Arguably, Overgaard et al, 2008 improved methods for detecting awareness in blindsight patients report that visibility of stimulus correlates with accuracy in both healthy and blindsight individuals indicating blindsight is essentially a ‘highly degraded conscious vision’ confirming awareness of visual stimuli are still intact. She and Von Cramon, 1979 provided further clinical support. Those suffering from postchiasmatic visual field defects were trained using light-difference thresholds. Improvements in contrast sensitivity, visual acuity, color perception as well as visual field enlargement were obtained. Likewise, Balliet et al, 1985, undertook 89,000 visual field training trials for patients with homonymous, hemianopia or quadrantanopia caused by occipital lesions. Tests for light sensitivity demonstrated patients, did not have significant visual field differences when compared to controls as they reported no change in vision suggesting lesions do not necessarily result in a complete loss of function to the visual system.

Nevertheless, Sahraie et al, 2003 undertook research on trans-neuronal retrograde degeneration. Evidence portrayed that a lesion cause’s lack of neuronal communication, therefore, cells anterior to the lesion degrade, and damage extending to the thalamus disrupts transmission from LGN through fibers, therefore, no residual visual ability is present. This indicates these elements are essential in visual awareness and damage to brain structure involved in visual processing can cause permanent visual impairment.

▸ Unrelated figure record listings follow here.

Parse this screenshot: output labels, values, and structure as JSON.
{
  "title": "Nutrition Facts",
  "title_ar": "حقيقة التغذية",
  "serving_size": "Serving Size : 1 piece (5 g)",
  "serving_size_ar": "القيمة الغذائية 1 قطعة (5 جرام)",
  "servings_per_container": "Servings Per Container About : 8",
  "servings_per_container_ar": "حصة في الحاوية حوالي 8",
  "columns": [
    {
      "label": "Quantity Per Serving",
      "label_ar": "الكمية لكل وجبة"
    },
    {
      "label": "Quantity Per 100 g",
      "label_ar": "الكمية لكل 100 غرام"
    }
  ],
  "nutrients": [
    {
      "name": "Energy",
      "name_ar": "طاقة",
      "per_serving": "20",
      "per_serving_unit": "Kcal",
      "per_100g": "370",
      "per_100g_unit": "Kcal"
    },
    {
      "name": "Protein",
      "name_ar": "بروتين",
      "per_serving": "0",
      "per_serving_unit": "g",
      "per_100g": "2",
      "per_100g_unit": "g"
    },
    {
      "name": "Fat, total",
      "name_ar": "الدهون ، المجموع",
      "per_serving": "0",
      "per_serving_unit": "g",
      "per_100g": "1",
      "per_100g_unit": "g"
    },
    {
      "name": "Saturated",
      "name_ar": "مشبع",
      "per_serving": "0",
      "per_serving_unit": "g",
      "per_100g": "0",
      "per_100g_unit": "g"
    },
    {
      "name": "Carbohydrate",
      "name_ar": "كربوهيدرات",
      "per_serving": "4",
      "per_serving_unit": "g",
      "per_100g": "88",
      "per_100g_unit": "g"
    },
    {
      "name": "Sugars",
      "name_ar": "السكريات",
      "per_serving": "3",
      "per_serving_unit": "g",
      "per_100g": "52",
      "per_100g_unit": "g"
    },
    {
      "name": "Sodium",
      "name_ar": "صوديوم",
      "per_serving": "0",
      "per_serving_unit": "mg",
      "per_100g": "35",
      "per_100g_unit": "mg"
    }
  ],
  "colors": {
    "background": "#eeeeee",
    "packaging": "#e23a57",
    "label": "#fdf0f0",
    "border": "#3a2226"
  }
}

Contrariwise, Weiskrantz, 1986 ‘commentary key paradigms’ provides support for awareness without phenomenal vision. Blindsight patients have revealed, discrimination is possible for certain visual events. They are not aware, however, to achieve this through a temporal guessing task. When patient’s photosensitive retinas were stimulated, they could identify, localize, and distinguish targets when forced to guess whether, where, or which stimulus had been presented to their blind field. Kentridge, 1999 case study shows, patients reported awareness of salient stimuli presented to their blind field depending on stimulus contrast. Vague sensations of visual awareness were reported at ‘75% contrast’ indicating phenomenal vision is meaningless regarding visual awareness. Huxlin et al, 2009 used moving, ‘complex global dots’ and ‘simple local gratings’ to test visual awareness in blindsight subjects. Additionally, initial blindsight monkey studies revealed pupil dilation in response to a motion supporting this concept (Humphrey, 1974). Although V1 damage impaired visual awareness, repetitive training improved direction discrimination. Nonetheless, Sahraie et al, 2010 conducted regular blind field stimulations for hemianopia patients including several sessions and thousands of trials. Findings indicated that both accuracy and awareness improved, again, providing support.

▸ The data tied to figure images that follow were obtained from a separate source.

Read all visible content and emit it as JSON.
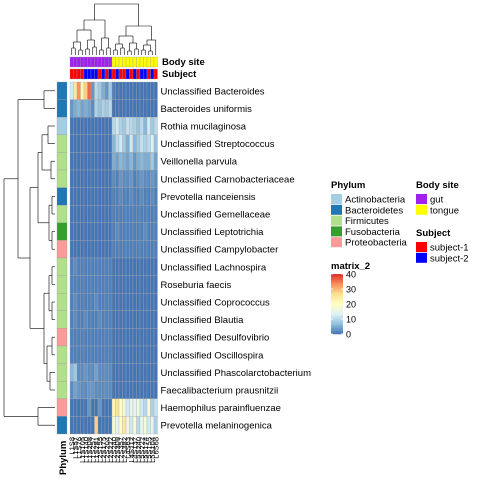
{
  "chart_data": {
    "type": "heatmap",
    "rows": [
      "Unclassified  Bacteroides",
      "Bacteroides uniformis",
      "Rothia mucilaginosa",
      "Unclassified  Streptococcus",
      "Veillonella parvula",
      "Unclassified  Carnobacteriaceae",
      "Prevotella nanceiensis",
      "Unclassified  Gemellaceae",
      "Unclassified  Leptotrichia",
      "Unclassified  Campylobacter",
      "Unclassified  Lachnospira",
      "Roseburia faecis",
      "Unclassified  Coprococcus",
      "Unclassified  Blautia",
      "Unclassified  Desulfovibrio",
      "Unclassified  Oscillospira",
      "Unclassified  Phascolarctobacterium",
      "Faecalibacterium prausnitzii",
      "Haemophilus parainfluenzae",
      "Prevotella melaninogenica"
    ],
    "columns": [
      "L1S8",
      "L1S57",
      "L1S76",
      "L1S105",
      "L1S140",
      "L1S208",
      "L1S257",
      "L1S281",
      "L2S155",
      "L2S175",
      "L2S204",
      "L2S222",
      "L2S240",
      "L2S309",
      "L2S357",
      "L2S382",
      "L4S63",
      "L4S112",
      "L4S137",
      "L5S240",
      "L5S222",
      "L5S174",
      "L5S155",
      "L5S104",
      "L6S68"
    ],
    "values": [
      [
        12,
        25,
        33,
        22,
        28,
        36,
        3,
        10,
        8,
        5,
        3,
        8,
        1,
        0,
        0,
        0,
        0,
        0,
        0,
        0,
        0,
        0,
        0,
        0,
        0
      ],
      [
        3,
        5,
        6,
        4,
        5,
        4,
        2,
        9,
        7,
        9,
        8,
        10,
        0,
        0,
        0,
        0,
        0,
        0,
        0,
        0,
        0,
        0,
        0,
        0,
        0
      ],
      [
        0,
        0,
        0,
        0,
        0,
        0,
        0,
        0,
        0,
        0,
        0,
        0,
        10,
        12,
        9,
        8,
        11,
        10,
        9,
        7,
        10,
        6,
        12,
        8,
        10
      ],
      [
        0,
        0,
        0,
        0,
        0,
        0,
        0,
        0,
        0,
        0,
        0,
        0,
        6,
        10,
        12,
        8,
        5,
        12,
        6,
        8,
        11,
        9,
        10,
        13,
        7
      ],
      [
        0,
        0,
        0,
        0,
        0,
        0,
        0,
        0,
        0,
        0,
        0,
        0,
        5,
        4,
        6,
        5,
        4,
        6,
        3,
        5,
        6,
        5,
        5,
        8,
        4
      ],
      [
        0,
        0,
        0,
        0,
        0,
        0,
        0,
        0,
        0,
        0,
        0,
        0,
        2,
        1,
        3,
        2,
        2,
        3,
        1,
        2,
        3,
        2,
        2,
        3,
        2
      ],
      [
        0,
        0,
        0,
        0,
        0,
        0,
        0,
        0,
        0,
        0,
        0,
        0,
        1,
        1,
        2,
        1,
        1,
        2,
        1,
        1,
        2,
        1,
        1,
        2,
        1
      ],
      [
        0,
        0,
        0,
        0,
        0,
        0,
        0,
        0,
        0,
        0,
        0,
        0,
        1,
        1,
        1,
        1,
        1,
        1,
        1,
        1,
        1,
        1,
        1,
        1,
        1
      ],
      [
        0,
        0,
        0,
        0,
        0,
        0,
        0,
        0,
        0,
        0,
        0,
        0,
        1,
        2,
        1,
        1,
        1,
        1,
        1,
        1,
        1,
        2,
        1,
        1,
        1
      ],
      [
        0,
        0,
        0,
        0,
        0,
        0,
        0,
        0,
        0,
        0,
        0,
        0,
        1,
        1,
        1,
        1,
        1,
        1,
        1,
        1,
        1,
        1,
        1,
        1,
        1
      ],
      [
        1,
        2,
        1,
        1,
        1,
        1,
        1,
        1,
        1,
        1,
        1,
        1,
        0,
        0,
        0,
        0,
        0,
        0,
        0,
        0,
        0,
        0,
        0,
        0,
        0
      ],
      [
        1,
        1,
        1,
        1,
        1,
        1,
        1,
        1,
        1,
        1,
        1,
        1,
        0,
        0,
        0,
        0,
        0,
        0,
        0,
        0,
        0,
        0,
        0,
        0,
        0
      ],
      [
        1,
        2,
        1,
        1,
        1,
        1,
        1,
        2,
        1,
        1,
        1,
        1,
        0,
        0,
        0,
        0,
        0,
        0,
        0,
        0,
        0,
        0,
        0,
        0,
        0
      ],
      [
        1,
        2,
        1,
        1,
        2,
        1,
        1,
        1,
        2,
        1,
        1,
        1,
        0,
        0,
        0,
        0,
        0,
        0,
        0,
        0,
        0,
        0,
        0,
        0,
        0
      ],
      [
        1,
        1,
        1,
        1,
        1,
        1,
        1,
        1,
        1,
        1,
        1,
        1,
        0,
        0,
        0,
        0,
        0,
        0,
        0,
        0,
        0,
        0,
        0,
        0,
        0
      ],
      [
        1,
        1,
        1,
        1,
        1,
        1,
        1,
        1,
        1,
        1,
        1,
        1,
        0,
        0,
        0,
        0,
        0,
        0,
        0,
        0,
        0,
        0,
        0,
        0,
        0
      ],
      [
        6,
        8,
        2,
        2,
        3,
        2,
        2,
        4,
        2,
        2,
        2,
        2,
        0,
        0,
        0,
        0,
        0,
        0,
        0,
        0,
        0,
        0,
        0,
        0,
        0
      ],
      [
        2,
        4,
        3,
        2,
        2,
        3,
        3,
        2,
        2,
        2,
        2,
        2,
        0,
        0,
        0,
        0,
        0,
        0,
        0,
        0,
        0,
        0,
        0,
        0,
        0
      ],
      [
        0,
        0,
        0,
        0,
        0,
        3,
        0,
        0,
        3,
        0,
        0,
        0,
        22,
        26,
        20,
        18,
        12,
        15,
        14,
        16,
        12,
        10,
        18,
        9,
        11
      ],
      [
        0,
        0,
        0,
        0,
        0,
        0,
        0,
        28,
        0,
        0,
        0,
        0,
        18,
        14,
        20,
        25,
        16,
        12,
        18,
        10,
        15,
        17,
        12,
        14,
        9
      ]
    ],
    "row_phylum": [
      "Bacteroidetes",
      "Bacteroidetes",
      "Actinobacteria",
      "Firmicutes",
      "Firmicutes",
      "Firmicutes",
      "Bacteroidetes",
      "Firmicutes",
      "Fusobacteria",
      "Proteobacteria",
      "Firmicutes",
      "Firmicutes",
      "Firmicutes",
      "Firmicutes",
      "Proteobacteria",
      "Firmicutes",
      "Firmicutes",
      "Firmicutes",
      "Proteobacteria",
      "Bacteroidetes"
    ],
    "col_body_site": [
      "gut",
      "gut",
      "gut",
      "gut",
      "gut",
      "gut",
      "gut",
      "gut",
      "gut",
      "gut",
      "gut",
      "gut",
      "tongue",
      "tongue",
      "tongue",
      "tongue",
      "tongue",
      "tongue",
      "tongue",
      "tongue",
      "tongue",
      "tongue",
      "tongue",
      "tongue",
      "tongue"
    ],
    "col_subject": [
      "subject-1",
      "subject-1",
      "subject-1",
      "subject-1",
      "subject-2",
      "subject-2",
      "subject-2",
      "subject-2",
      "subject-1",
      "subject-2",
      "subject-1",
      "subject-2",
      "subject-1",
      "subject-2",
      "subject-1",
      "subject-1",
      "subject-2",
      "subject-1",
      "subject-2",
      "subject-1",
      "subject-2",
      "subject-2",
      "subject-1",
      "subject-2",
      "subject-1"
    ],
    "annotation_labels": {
      "body_site": "Body site",
      "subject": "Subject",
      "phylum": "Phylum"
    },
    "legends": {
      "phylum": {
        "title": "Phylum",
        "items": [
          {
            "label": "Actinobacteria",
            "color": "#a6cee3"
          },
          {
            "label": "Bacteroidetes",
            "color": "#1f78b4"
          },
          {
            "label": "Firmicutes",
            "color": "#b2df8a"
          },
          {
            "label": "Fusobacteria",
            "color": "#33a02c"
          },
          {
            "label": "Proteobacteria",
            "color": "#fb9a99"
          }
        ]
      },
      "body_site": {
        "title": "Body site",
        "items": [
          {
            "label": "gut",
            "color": "#a020f0"
          },
          {
            "label": "tongue",
            "color": "#ffff00"
          }
        ]
      },
      "subject": {
        "title": "Subject",
        "items": [
          {
            "label": "subject-1",
            "color": "#ff0000"
          },
          {
            "label": "subject-2",
            "color": "#0000ff"
          }
        ]
      },
      "matrix": {
        "title": "matrix_2",
        "ticks": [
          0,
          10,
          20,
          30,
          40
        ],
        "range": [
          0,
          40
        ],
        "colors": [
          "#4575b4",
          "#91bfdb",
          "#e0f3f8",
          "#ffffbf",
          "#fee090",
          "#fc8d59",
          "#d73027"
        ]
      }
    }
  }
}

The study of phenomenal vision in the visually impaired has been a controversial subject. While numerous studies argue to have provided conclusive evidence for the presence of blind field qualia, others often reveal difficulties in interpreting results. From previously discussed literature, it is evident there is more empirical support regarding the idea: we do not need phenomenal vision in order to be visually aware. Many studies reveal, those who are visually impaired or experience blindsight still express awareness to visual stimuli, yet in the absence of phenomenal vision. Empirical evidence overrides the opposing argument, however, a limitation, is the use of case studies conducted on single patients. Findings cannot be generalized neither applied reliably unless replications have produced similar valid results. Conversely, some have undertaken numerous trials that overcome this. Future studies should be directed into examining, brain regions and actively involved in those with impaired vision. Furthermore, how the brain adapts via plasticity to compensate for V1 lesions. Furthermore, studying why there are incidents of phenomenal awareness even in the absence of the primary visual brain regions; especially as the visual cortex persists to unconsciously process visual information, would be an interesting future focus.